Olivier Rolin - Page 5 Vider_10

Olivier Rolin doit « vider les lieux » (pendant le confinement), déménager de l’appartement qu’il habite depuis trente-sept ans, à l’instigation de son ex-éditeur et d’un requin de l’immobilier. Il a emballé ses livres (on pense à Je remballe ma bibliothèque d’Alberto Manguel), et s’apprête à quitter la rue de l’Odéon, le voisinage des librairies disparues la Maison des Amis des Livres d’Adrienne Monnier et Shakespeare and Company de Sylvia Beach – occasion d’évoquer Ulysse de Joyce, puis…
« …] un gueuleton spectaculaire dans un restaurant de fruits de mer du bord de la Rivière des Perles. "Fruits de mer" n’est pas le mot : trop étriqué pour qualifier les invraisemblables étals de cet établissement entre zoo marin et restaurant. Crabes géants d’Alaska, langoustes de corail bleues aux pattes tigrées, langoustes australiennes rouge sang, crevettes-mantes de Thaïlande, grands abalones, turbots, crabes violets, verts, crabes tigrés, mérous léopards, mérous marbrés, tortues sous leur filet, crocodiles, serpents de mer, anguilles marbrées, murènes, anguilles de la rivière Beijiang, écrevisses aux longues pinces bleu nuit, oursins chevelus, poissons mandarins, boisseaux grouillants, noirs, de scarabées d’eau, et l’abominable, l’obscène geoduck clam, « panope » en français, espèce de palourde géante qui sort de ses valves une énorme langue ou trompe jaune noirâtre (cette saloperie, fort prisée en Orient, peut vivre paraît-il cent cinquante ans). On se balade autour des aquariums, bouche bée tels le professeur Aronnax, son valet Conseil et le harponneur Ned Land contemplant à travers le panneau vitré du Nautilus "l’enchanteresse vision" des créatures de la mer de Chine (pour mémoire : labres verts, mulles barberins, gobies éléotres, scombres japonais, azurors, spares rayés, spares fascés, spares zonéphores, aulostones, salamandres du Japon, murènes échidnées… "Etc.", ajoute Jules Verne, qui n’eût pas été en peine d’en déverser encore de pleines mannes). On choisit (pas le panope, en ce qui me concerne, ni le crocodile qui serait d’ailleurs plutôt un gavial, ni la tortue), on fourre la bête dans un sac et hop ! à la casserole, sous vos yeux. Sous les yeux impassibles, derrière de petites lunettes rondes cerclées de métal, façon officier japonais de la Seconde Guerre mondiale, de Chen Tong le munificent [l’éditeur qui l’invita].

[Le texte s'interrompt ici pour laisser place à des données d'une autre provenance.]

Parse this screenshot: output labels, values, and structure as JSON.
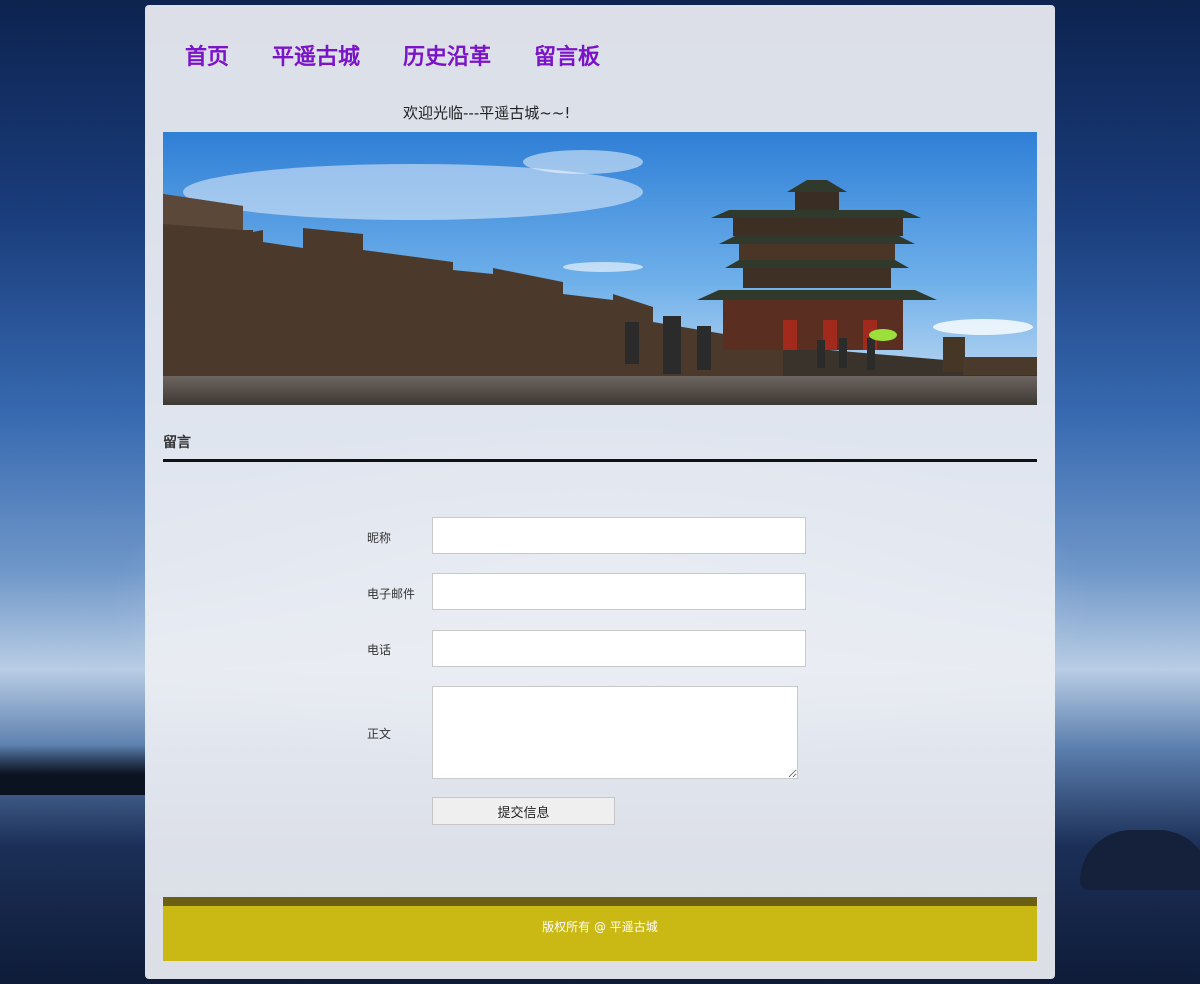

On s’est un peu éloigné d’Ulysse, c’est comme ça. Les livres font voyager, divaguer, ils servent à ça, entre autres. Et puis, une petite énumération de temps en temps, ça ne fait pas de mal. L’écriture contemporaine, note Perec dans Penser/Classer, a presque oublié cet art de l’énumération que pratiquaient Rabelais et Jules Verne (et Homère et Zola), et c’est dommage. Joyce, qui se permet tout, ne recule devant rien, n’y répugne pas − témoin par exemple les listes désopilantes de "héros de l’antique Irlande" ou d’"Amis de l’Île d’Émeraude" dans le chapitre dit du Cyclope. »
Olivier Rolin a de belles lectures, et en parle bien :
« Ulysse, c’est un gigantesque carnaval flamand, à la Jérôme Bosch (ou à la James Ensor). »

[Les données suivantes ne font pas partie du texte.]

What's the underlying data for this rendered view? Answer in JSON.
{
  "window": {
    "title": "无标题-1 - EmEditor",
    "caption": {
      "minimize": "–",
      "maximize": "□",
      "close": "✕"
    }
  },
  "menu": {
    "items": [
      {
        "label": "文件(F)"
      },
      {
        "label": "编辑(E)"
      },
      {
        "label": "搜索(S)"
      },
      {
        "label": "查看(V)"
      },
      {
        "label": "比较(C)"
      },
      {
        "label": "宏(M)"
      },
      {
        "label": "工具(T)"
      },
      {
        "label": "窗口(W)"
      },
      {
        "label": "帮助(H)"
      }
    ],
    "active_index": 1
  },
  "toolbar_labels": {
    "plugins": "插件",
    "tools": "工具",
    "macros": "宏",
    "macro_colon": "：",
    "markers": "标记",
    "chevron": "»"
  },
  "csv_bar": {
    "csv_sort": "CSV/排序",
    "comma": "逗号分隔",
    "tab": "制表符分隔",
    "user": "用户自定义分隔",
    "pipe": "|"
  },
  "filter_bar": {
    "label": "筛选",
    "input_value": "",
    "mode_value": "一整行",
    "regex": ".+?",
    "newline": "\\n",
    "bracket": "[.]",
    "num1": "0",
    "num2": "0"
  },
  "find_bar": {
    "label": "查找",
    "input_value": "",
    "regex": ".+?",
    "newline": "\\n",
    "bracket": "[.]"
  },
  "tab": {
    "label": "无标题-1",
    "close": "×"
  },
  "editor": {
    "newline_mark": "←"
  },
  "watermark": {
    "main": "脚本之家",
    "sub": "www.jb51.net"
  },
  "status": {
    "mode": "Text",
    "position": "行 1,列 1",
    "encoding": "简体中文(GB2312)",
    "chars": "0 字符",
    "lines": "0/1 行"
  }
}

Il recourt également à Leiris, Chateaubriand, Claude Simon, Tchékhov, Proust, Calvino, etc.
L’évacuation, ou la séparation de ses souvenirs est l’occasion de parler de la syllogomanie, cette « collectionnite aigüe ; tendance excessive à l’accumulation d’objets hétéroclites et inutiles » (Wiktionnaire), et la crise sanitaire est surtout perçue comme une limitation des déplacements et l’interdiction des voyages (notamment en train, comme il les affectionne).
Il remue donc les livres de sa bibliothèque (sur lesquels il a noté date et lieu de lecture, parfois plus) comme autant de souvenirs ; il digresse, commente son métier d’écrivain, évoque ses propres livres.
« Toujours un peu troublante est cette façon qu’ont des événements complètement étrangers à l’écriture d’un livre de venir soudain poser leur rayon sur telle partie à laquelle on n’aurait pas, dans d’autres circonstances, prêté attention. »

« Je ne divague pas, ou pas plus que je ne le veux : si je m’égare, "c’est plutôt par licence que par mégarde", dit encore Montaigne, l’ami lointain et irremplaçable. Je ne me suis pas perdu. »
À propos de la Russie, où il enquête sur le goulag (pour Le Météorologue), et de ses remarques sur la désolation sordide d’un hôtel :
« Elles font partie d’un immense travail de domestication du peuple − d’apprentissage de la résignation − dont la terreur était la forme la plus violente, mais l’habitude du moche et de l’insuffisant une autre composante, plus insidieuse et omniprésente. »
Et toujours l'art de la digression (à proprement parler excursion et discours), discuté et mis en pratique :
« J’aime, et de plus en plus en vieillissant, me semble-t-il, par opposition aux livres qui poursuivent une idée fixe, les livres madréporiques, infiniment ramifiés et laissant le lecteur à chaque fois au bord d’un nouveau champ imaginaire, vite laissé (mais pas oublié) pour passer à un autre (à "sauts et à gambades" à la façon de Montaigne). Il n’est presque pas une page des Anneaux de Saturne qui ne me renvoie à d’autres horizons que ceux de l’East Anglia, d’autres livres encore que ceux qu’évoque l’auteur. Cette lecture en étoile est peut-être le symptôme d’une dissipation de l’esprit, d’une perte de sa faculté de concentration — ce n’est pas par coquetterie que je fais état de cette crainte, elle est très réelle, et probablement fondée. »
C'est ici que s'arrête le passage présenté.